The Dallas Museum of Art is one of the nation’s leading museums. Located in the downtown Arts District, the building designed by Edward Larrabee Barnes features an encyclopedic collection of works from ancient to modern times.
The Dallas Museum of Art wants to be transparent, emotionally woven into the city, and welcoming to all. And to do so, it needs a new building. Read this first!
What to See
Founded in 1903, the Dallas Museum of Art (or DMA) is one of America’s most acclaimed art museums. Its impressive cosmopolitan collection puts it on the national culture map and its array of exhibitions is sure to delight all ages.
The permanent collections are organized into galleries dedicated to Asian art, European painting and sculpture, African art, American art, Decorative arts and Design, Texas art, Modern and Contemporary art, and more. The museum also houses a variety of special exhibitions that require a separate admission fee.
Reviews rave about the museum’s collections and knowledgeable staff and suggest scheduling a visit during a free Gallery Talk tour or attending a Sunday Concert. Families with kids will love the C3 area, where children under 4 learn about art through play, while older ones can make their masterpieces in the Art Studio.
Afterward, head to the Nasher Sculpture Center to see the finest private sculpture collection in the world. The Renzo Piano-designed building is a work of art in itself, and its serene sculpture garden is a must-see.
As one of the 10 largest art museums in the country, the Dallas Museum of Art has a lot to offer. Its permanent collection features classic sculptures, paintings, and photography, while special exhibitions showcase new artists and ideas.
Unlike many art museums, the DMA has free general admissions. However, it still charges for certain exhibitions and programs. It’s an effort to create a more welcoming environment for visitors who might not have the money to afford tickets.

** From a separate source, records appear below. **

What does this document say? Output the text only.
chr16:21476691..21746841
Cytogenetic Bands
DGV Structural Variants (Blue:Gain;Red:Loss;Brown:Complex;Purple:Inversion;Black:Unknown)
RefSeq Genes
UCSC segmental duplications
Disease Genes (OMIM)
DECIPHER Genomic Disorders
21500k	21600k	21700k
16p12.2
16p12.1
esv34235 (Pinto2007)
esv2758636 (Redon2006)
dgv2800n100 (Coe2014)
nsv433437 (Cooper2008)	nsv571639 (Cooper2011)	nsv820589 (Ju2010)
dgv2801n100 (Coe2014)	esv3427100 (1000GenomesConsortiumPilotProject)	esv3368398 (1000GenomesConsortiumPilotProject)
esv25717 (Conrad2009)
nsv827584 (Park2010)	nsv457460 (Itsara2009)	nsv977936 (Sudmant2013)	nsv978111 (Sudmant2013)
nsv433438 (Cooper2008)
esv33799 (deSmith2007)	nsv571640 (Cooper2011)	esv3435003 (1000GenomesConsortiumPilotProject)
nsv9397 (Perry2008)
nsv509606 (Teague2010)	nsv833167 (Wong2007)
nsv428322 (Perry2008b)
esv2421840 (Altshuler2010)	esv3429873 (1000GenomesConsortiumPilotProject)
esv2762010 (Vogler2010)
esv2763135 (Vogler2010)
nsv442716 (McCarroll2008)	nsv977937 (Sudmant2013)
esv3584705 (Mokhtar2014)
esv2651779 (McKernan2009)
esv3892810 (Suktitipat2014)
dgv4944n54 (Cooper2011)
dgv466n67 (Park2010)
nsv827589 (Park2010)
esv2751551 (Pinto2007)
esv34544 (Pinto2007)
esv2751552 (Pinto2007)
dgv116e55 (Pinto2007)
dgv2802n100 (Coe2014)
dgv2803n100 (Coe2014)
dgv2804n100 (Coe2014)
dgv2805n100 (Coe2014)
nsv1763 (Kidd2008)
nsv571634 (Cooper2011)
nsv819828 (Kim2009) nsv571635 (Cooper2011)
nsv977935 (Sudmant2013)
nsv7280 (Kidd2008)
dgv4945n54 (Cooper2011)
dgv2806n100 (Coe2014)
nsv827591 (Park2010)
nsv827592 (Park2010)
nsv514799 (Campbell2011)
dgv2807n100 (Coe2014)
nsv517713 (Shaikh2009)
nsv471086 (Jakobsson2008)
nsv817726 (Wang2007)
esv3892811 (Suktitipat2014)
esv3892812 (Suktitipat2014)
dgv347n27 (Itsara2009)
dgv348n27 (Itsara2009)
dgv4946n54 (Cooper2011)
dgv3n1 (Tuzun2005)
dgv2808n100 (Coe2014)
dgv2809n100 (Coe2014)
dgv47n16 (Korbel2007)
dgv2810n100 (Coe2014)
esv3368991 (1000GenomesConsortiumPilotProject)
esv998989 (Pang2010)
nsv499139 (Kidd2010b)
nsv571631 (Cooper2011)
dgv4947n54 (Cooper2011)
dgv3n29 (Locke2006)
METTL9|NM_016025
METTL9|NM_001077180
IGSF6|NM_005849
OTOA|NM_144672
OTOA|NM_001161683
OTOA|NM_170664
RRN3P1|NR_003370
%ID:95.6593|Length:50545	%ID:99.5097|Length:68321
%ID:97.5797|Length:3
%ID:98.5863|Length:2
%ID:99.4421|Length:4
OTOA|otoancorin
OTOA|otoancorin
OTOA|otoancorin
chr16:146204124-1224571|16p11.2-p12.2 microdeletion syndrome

The museum also offers a variety of community and educational programs that engage people of all ages and backgrounds. This includes First Sundays, when the DMA opens its doors for free; Arts & Letters Live, which features musicians and authors of regional and national acclaim; and access programs that allow visitors with disabilities to tour the gallery with a museum assistant. These programs, along with a monthly Late Night and Second Thursday with a Twist, help the museum act as a catalyst for cultural activity and engagement. Browse around this site.
Whether you’re an ancient history buff or a contemporary fanatic, the Dallas Museum of Art offers something for everyone. A range of events and classes make it easy to engage with the museum, and the renowned collection offers timeless masterpieces.
A high-caliber world tour of ancient and contemporary art, the museum put Dallas on the cultural map when it opened in 1903. Gallery talks and docent tours are available to guide your explorations. Tech-savvy visitors can also download hours of museum commentary through the DMA app.
The museum is also dedicated to community engagement, with a full schedule of educational programs and seminars. Families can attend summer art camps, while kids can take part in book clubs and craft-making activities. Adults can participate in discussion groups or sit in on seminars by renowned artists and scholars. Become a member to gain rental privileges and exclusive access to special exhibitions. The museum also hosts concerts and literary readings.
Located in the heart of Dallas, the museum’s collection spans artistic eras and continents. On gallery walls and behind glass display cases, art aficionados can discover ancient works from Africa, Asia, and Europe along with more contemporary pieces such as Mark Rothko’s paintings.
There are many restaurants and coffee shops that can be found within the museum’s vicinity. For example, Musume at HALL Arts serves modern Asian cuisine and sushi while the Nasher Cafe overlooks the Nasher Sculpture Center to serve lunches and weekend brunches.
Other popular dining options near the Dallas Museum of Art include Peticolas, a classic arcade and cider taproom that has become the center of attention for locals and tourists alike. The place has become a must-see due to its nostalgic charm and its delicious craft beer, cider, and pizza. In addition, Eno’s has built a loyal following for its cracker-thin crust pizza and has expanded into multiple locations in Bishop Arts. Discover more interesting articles.